How We Got National Monuments



The sun sets over Valley of the Gods in Bears Ears National Monument seen from the Moki Dugway 


In 1872, Yellowstone became the first U.S. national park, and it earned this status the same way new parks still do today: First Congress passed legislation declaring it a national park, and then the president (at the time, Ulysses S. Grant) signed it into law.
But by 1906, the country was changing quickly, and its leaders thought they needed a way to quickly take control of that change.
Congress and President Teddy Roosevelt legalized a new procedure for protecting federal lands. The Antiquities Act established the preservation of historic buildings and archaeological sites as “national monuments,” in addition to the natural wonders that had been preserved as parks. And very significantly, it gave the president the authority to establish national monuments by himself, without having to get Congress’ approval first.
At the time, scientists argued that the bill was necessary because Native American cultural sites were being looted and in danger of disappearing, and that waiting for congressional action could be too late.
This time exposed shot taken at midnight, shows the stars and the two bluffs known as the “Bears Ears” 
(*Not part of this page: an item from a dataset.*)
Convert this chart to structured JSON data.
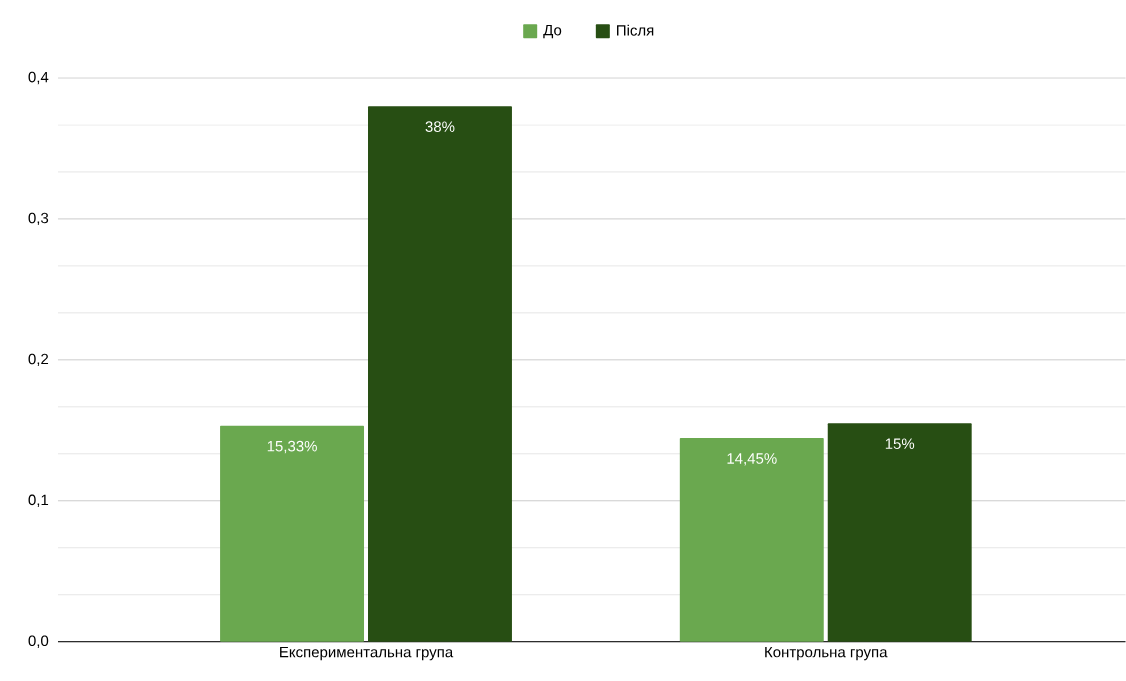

Which brings us to 2017, and why President Donald Trump was able to change the size of Bears Ears and Grand Staircase-Escalante—“the largest rollback of federal land protection in the nation’s history,” reported The New York Times — seemingly in a day.
From the Roosevelt administration through Barack Obama’s, every president except three—Richard Nixon, Ronald Reagan, and George H.W. Bush—has used their authority to establish national monuments. Since 1906, U.S. presidents have dedicated more than 120 national monuments, though some have since been abolished or redesignated by Congress.








Newspaper Rock is a petroglyph panel etched in sandstone that records approximately 2,000 years of early 
Was Trump’s action legal? That’s still up for debate. Any measures having to do with national parks must go through Congress, and many measures about national monuments have gone through Congress, too. Yet legal experts are divided about how much a president can unilaterally change a national monument’s status.
Although Trump is not the first president to reduce the size of national monument on his own, the Times notes that no court has ever ruled whether this is legal. The Antiquities Act doesn’t specify whether presidents can do this, but some lawyers have argued that by granting the president the ability to create national monuments, it implicitly allows them to shrink or change them.
There is a lot at stake in the protection of federal lands, including the preservation of Native American cultural sites, and the legality of Trump’s actions could very well end up in court. Yet for now, the murky legal situation offers up a strange irony: the act that made it easier for presidents to protect federal lands may also have made it easier for Trump to challenge all of those presidents’ monuments without having to go through Congress.